To determine how HIV risk behavior and the prevalences of sexually transmitted diseases vary according to socioeconomic status and city among sex workers in São Paulo State, Brazil.


A cross-sectional study of 600 female sex workers (100 of a higher socioeconomic status and 100 of a lower socioeconomic status in each city) was conducted in the cities of São Paulo, Campinas and Santos. HIV risk behavior was assessed by questionnaire; serological tests were administered to assess prior exposure to HIV-1, syphilis and hepatitis B.


Only statistically significant (P < 0.05) findings are reported here. Compared to those with a higher socioeconomic status, sex workers with a lower socioeconomic status worked longer hours each day (9.6 versus 7.9), had more clients per day (5.4 versus 2.6) and had fewer episodes of intercourse per client per encounter (1.1 versus 1.4). Levels of condom use for vaginal, anal and oral sex were significantly higher in Santos than in São Paulo or Campinas. Twenty-three per cent of the women said they feared violence if they insisted that their clients wear condoms; 74% voiced similar fears regarding their non-client sexual partners. Overall, 11% of sex workers were positive for exposure to HIV-1, 45% for syphilis and 39% for hepatitis B. Those with a lower socioeconomic status were more likely than those with a higher socioeconomic status to be infected with HIV-1 (17 versus 4%), syphilis (66 versus 24%) and hepatitis B (52 versus 26%), but there were no differences in prevalence rates by city.

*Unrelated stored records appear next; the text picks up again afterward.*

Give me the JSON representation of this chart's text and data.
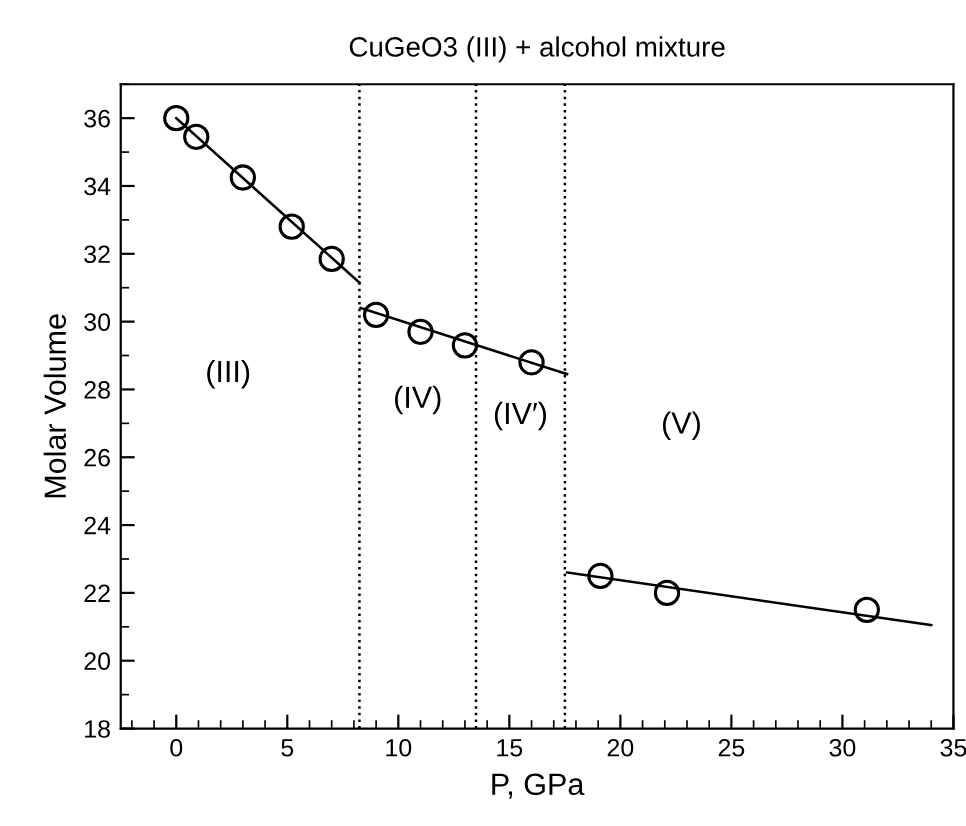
{
  "chart_data": {
    "type": "scatter",
    "title": "CuGeO3 (III) + alcohol mixture",
    "xlabel": "P, GPa",
    "ylabel": "Molar Volume",
    "xlim": [
      -2.5,
      35
    ],
    "ylim": [
      18,
      37
    ],
    "xticks": [
      0,
      5,
      10,
      15,
      20,
      25,
      30,
      35
    ],
    "yticks": [
      18,
      20,
      22,
      24,
      26,
      28,
      30,
      32,
      34,
      36
    ],
    "grid": false,
    "legend": false,
    "series": [
      {
        "marker": "circle",
        "color": "#000000",
        "x": [
          0,
          0.9,
          3.0,
          5.2,
          7.0,
          9.0,
          11.0,
          13.0,
          16.0,
          19.1,
          22.1,
          31.1
        ],
        "values": [
          36.0,
          35.45,
          34.25,
          32.8,
          31.85,
          30.2,
          29.7,
          29.3,
          28.8,
          22.5,
          22.0,
          21.5
        ]
      },
      {
        "type": "line",
        "marker": "none",
        "line_style": "solid",
        "color": "#000000",
        "x": [
          0,
          8.25
        ],
        "values": [
          36.0,
          31.15
        ]
      },
      {
        "type": "line",
        "marker": "none",
        "line_style": "solid",
        "color": "#000000",
        "x": [
          8.3,
          17.6
        ],
        "values": [
          30.4,
          28.45
        ]
      },
      {
        "type": "line",
        "marker": "none",
        "line_style": "solid",
        "color": "#000000",
        "x": [
          17.6,
          34.0
        ],
        "values": [
          22.6,
          21.05
        ]
      }
    ],
    "ref_lines": [
      {
        "axis": "x",
        "value": 8.25,
        "color": "#000000",
        "line_style": "dotted"
      },
      {
        "axis": "x",
        "value": 13.5,
        "color": "#000000",
        "line_style": "dotted"
      },
      {
        "axis": "x",
        "value": 17.5,
        "color": "#000000",
        "line_style": "dotted"
      }
    ],
    "annotations": [
      "(III)",
      "(IV)",
      "(IV′)",
      "(V)"
    ]
  }
}
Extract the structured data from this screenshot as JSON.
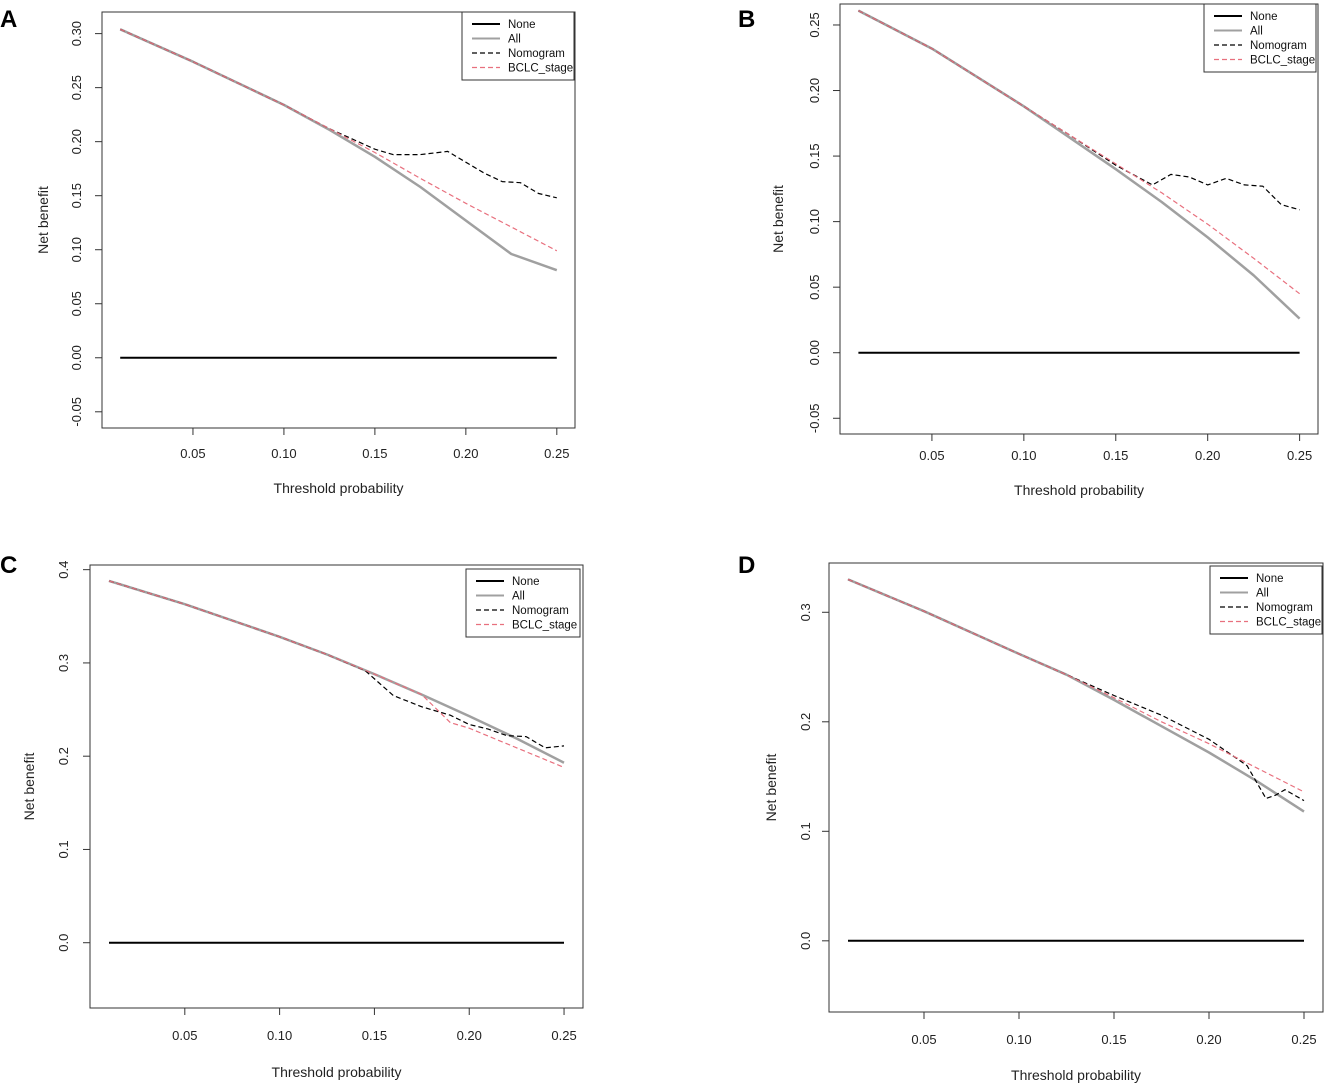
{
  "chart_data": [
    {
      "panel": "A",
      "type": "line",
      "xlabel": "Threshold probability",
      "ylabel": "Net benefit",
      "xlim": [
        0.0,
        0.26
      ],
      "ylim": [
        -0.065,
        0.32
      ],
      "xticks": [
        0.05,
        0.1,
        0.15,
        0.2,
        0.25
      ],
      "xtick_labels": [
        "0.05",
        "0.10",
        "0.15",
        "0.20",
        "0.25"
      ],
      "yticks": [
        -0.05,
        0.0,
        0.05,
        0.1,
        0.15,
        0.2,
        0.25,
        0.3
      ],
      "ytick_labels": [
        "-0.05",
        "0.00",
        "0.05",
        "0.10",
        "0.15",
        "0.20",
        "0.25",
        "0.30"
      ],
      "legend": [
        "None",
        "All",
        "Nomogram",
        "BCLC_stage"
      ],
      "series": [
        {
          "name": "None",
          "color": "#000000",
          "style": "solid",
          "width": 2,
          "x": [
            0.01,
            0.25
          ],
          "y": [
            0.0,
            0.0
          ]
        },
        {
          "name": "All",
          "color": "#a0a0a0",
          "style": "solid",
          "width": 2.5,
          "x": [
            0.01,
            0.05,
            0.1,
            0.125,
            0.15,
            0.175,
            0.2,
            0.225,
            0.25
          ],
          "y": [
            0.304,
            0.274,
            0.234,
            0.211,
            0.186,
            0.158,
            0.127,
            0.096,
            0.081
          ]
        },
        {
          "name": "Nomogram",
          "color": "#000000",
          "style": "dashed",
          "width": 1.2,
          "x": [
            0.01,
            0.05,
            0.1,
            0.125,
            0.15,
            0.16,
            0.175,
            0.19,
            0.2,
            0.21,
            0.22,
            0.23,
            0.24,
            0.25
          ],
          "y": [
            0.304,
            0.274,
            0.234,
            0.212,
            0.193,
            0.188,
            0.188,
            0.191,
            0.181,
            0.171,
            0.163,
            0.162,
            0.152,
            0.148
          ]
        },
        {
          "name": "BCLC_stage",
          "color": "#e8707e",
          "style": "dashed",
          "width": 1.2,
          "x": [
            0.01,
            0.05,
            0.1,
            0.125,
            0.15,
            0.175,
            0.2,
            0.225,
            0.25
          ],
          "y": [
            0.304,
            0.274,
            0.234,
            0.212,
            0.19,
            0.166,
            0.143,
            0.121,
            0.099
          ]
        }
      ]
    },
    {
      "panel": "B",
      "type": "line",
      "xlabel": "Threshold probability",
      "ylabel": "Net benefit",
      "xlim": [
        0.0,
        0.26
      ],
      "ylim": [
        -0.062,
        0.266
      ],
      "xticks": [
        0.05,
        0.1,
        0.15,
        0.2,
        0.25
      ],
      "xtick_labels": [
        "0.05",
        "0.10",
        "0.15",
        "0.20",
        "0.25"
      ],
      "yticks": [
        -0.05,
        0.0,
        0.05,
        0.1,
        0.15,
        0.2,
        0.25
      ],
      "ytick_labels": [
        "-0.05",
        "0.00",
        "0.05",
        "0.10",
        "0.15",
        "0.20",
        "0.25"
      ],
      "legend": [
        "None",
        "All",
        "Nomogram",
        "BCLC_stage"
      ],
      "series": [
        {
          "name": "None",
          "color": "#000000",
          "style": "solid",
          "width": 2,
          "x": [
            0.01,
            0.25
          ],
          "y": [
            0.0,
            0.0
          ]
        },
        {
          "name": "All",
          "color": "#a0a0a0",
          "style": "solid",
          "width": 2.5,
          "x": [
            0.01,
            0.05,
            0.1,
            0.125,
            0.15,
            0.175,
            0.2,
            0.225,
            0.25
          ],
          "y": [
            0.261,
            0.232,
            0.188,
            0.164,
            0.14,
            0.115,
            0.088,
            0.059,
            0.026
          ]
        },
        {
          "name": "Nomogram",
          "color": "#000000",
          "style": "dashed",
          "width": 1.2,
          "x": [
            0.01,
            0.05,
            0.1,
            0.125,
            0.15,
            0.17,
            0.18,
            0.19,
            0.2,
            0.21,
            0.22,
            0.23,
            0.24,
            0.25
          ],
          "y": [
            0.261,
            0.232,
            0.188,
            0.166,
            0.143,
            0.128,
            0.136,
            0.134,
            0.128,
            0.133,
            0.128,
            0.127,
            0.113,
            0.109
          ]
        },
        {
          "name": "BCLC_stage",
          "color": "#e8707e",
          "style": "dashed",
          "width": 1.2,
          "x": [
            0.01,
            0.05,
            0.1,
            0.125,
            0.15,
            0.175,
            0.2,
            0.225,
            0.25
          ],
          "y": [
            0.261,
            0.232,
            0.188,
            0.166,
            0.144,
            0.122,
            0.098,
            0.072,
            0.045
          ]
        }
      ]
    },
    {
      "panel": "C",
      "type": "line",
      "xlabel": "Threshold probability",
      "ylabel": "Net benefit",
      "xlim": [
        0.0,
        0.26
      ],
      "ylim": [
        -0.07,
        0.405
      ],
      "xticks": [
        0.05,
        0.1,
        0.15,
        0.2,
        0.25
      ],
      "xtick_labels": [
        "0.05",
        "0.10",
        "0.15",
        "0.20",
        "0.25"
      ],
      "yticks": [
        0.0,
        0.1,
        0.2,
        0.3,
        0.4
      ],
      "ytick_labels": [
        "0.0",
        "0.1",
        "0.2",
        "0.3",
        "0.4"
      ],
      "legend": [
        "None",
        "All",
        "Nomogram",
        "BCLC_stage"
      ],
      "series": [
        {
          "name": "None",
          "color": "#000000",
          "style": "solid",
          "width": 2,
          "x": [
            0.01,
            0.25
          ],
          "y": [
            0.0,
            0.0
          ]
        },
        {
          "name": "All",
          "color": "#a0a0a0",
          "style": "solid",
          "width": 2.5,
          "x": [
            0.01,
            0.05,
            0.1,
            0.125,
            0.15,
            0.175,
            0.2,
            0.225,
            0.25
          ],
          "y": [
            0.388,
            0.363,
            0.328,
            0.309,
            0.288,
            0.266,
            0.243,
            0.219,
            0.193
          ]
        },
        {
          "name": "Nomogram",
          "color": "#000000",
          "style": "dashed",
          "width": 1.2,
          "x": [
            0.01,
            0.05,
            0.1,
            0.125,
            0.145,
            0.16,
            0.175,
            0.19,
            0.2,
            0.21,
            0.22,
            0.23,
            0.24,
            0.25
          ],
          "y": [
            0.388,
            0.363,
            0.328,
            0.309,
            0.292,
            0.265,
            0.253,
            0.244,
            0.234,
            0.229,
            0.222,
            0.221,
            0.209,
            0.211
          ]
        },
        {
          "name": "BCLC_stage",
          "color": "#e8707e",
          "style": "dashed",
          "width": 1.2,
          "x": [
            0.01,
            0.05,
            0.1,
            0.125,
            0.15,
            0.175,
            0.19,
            0.2,
            0.225,
            0.25
          ],
          "y": [
            0.388,
            0.363,
            0.328,
            0.309,
            0.288,
            0.266,
            0.236,
            0.23,
            0.209,
            0.188
          ]
        }
      ]
    },
    {
      "panel": "D",
      "type": "line",
      "xlabel": "Threshold probability",
      "ylabel": "Net benefit",
      "xlim": [
        0.0,
        0.26
      ],
      "ylim": [
        -0.065,
        0.345
      ],
      "xticks": [
        0.05,
        0.1,
        0.15,
        0.2,
        0.25
      ],
      "xtick_labels": [
        "0.05",
        "0.10",
        "0.15",
        "0.20",
        "0.25"
      ],
      "yticks": [
        0.0,
        0.1,
        0.2,
        0.3
      ],
      "ytick_labels": [
        "0.0",
        "0.1",
        "0.2",
        "0.3"
      ],
      "legend": [
        "None",
        "All",
        "Nomogram",
        "BCLC_stage"
      ],
      "series": [
        {
          "name": "None",
          "color": "#000000",
          "style": "solid",
          "width": 2,
          "x": [
            0.01,
            0.25
          ],
          "y": [
            0.0,
            0.0
          ]
        },
        {
          "name": "All",
          "color": "#a0a0a0",
          "style": "solid",
          "width": 2.5,
          "x": [
            0.01,
            0.05,
            0.1,
            0.125,
            0.15,
            0.175,
            0.2,
            0.225,
            0.25
          ],
          "y": [
            0.33,
            0.301,
            0.262,
            0.243,
            0.22,
            0.196,
            0.172,
            0.146,
            0.118
          ]
        },
        {
          "name": "Nomogram",
          "color": "#000000",
          "style": "dashed",
          "width": 1.2,
          "x": [
            0.01,
            0.05,
            0.1,
            0.125,
            0.15,
            0.175,
            0.2,
            0.22,
            0.23,
            0.235,
            0.24,
            0.25
          ],
          "y": [
            0.33,
            0.301,
            0.262,
            0.243,
            0.224,
            0.206,
            0.184,
            0.16,
            0.13,
            0.133,
            0.138,
            0.128
          ]
        },
        {
          "name": "BCLC_stage",
          "color": "#e8707e",
          "style": "dashed",
          "width": 1.2,
          "x": [
            0.01,
            0.05,
            0.1,
            0.125,
            0.15,
            0.175,
            0.2,
            0.225,
            0.25
          ],
          "y": [
            0.33,
            0.301,
            0.262,
            0.243,
            0.222,
            0.2,
            0.18,
            0.158,
            0.136
          ]
        }
      ]
    }
  ]
}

These data demonstrate substantial heterogeneity in HIV risk behavior and the prevalence of HIV-1 and other sexually transmitted diseases among sex workers in São Paulo State, many of which were related to differences in socioeconomic status. Interventions to prevent HIV transmission among sex workers must be tailored to the local environment and, in particular, to the socioeconomic status of these workers.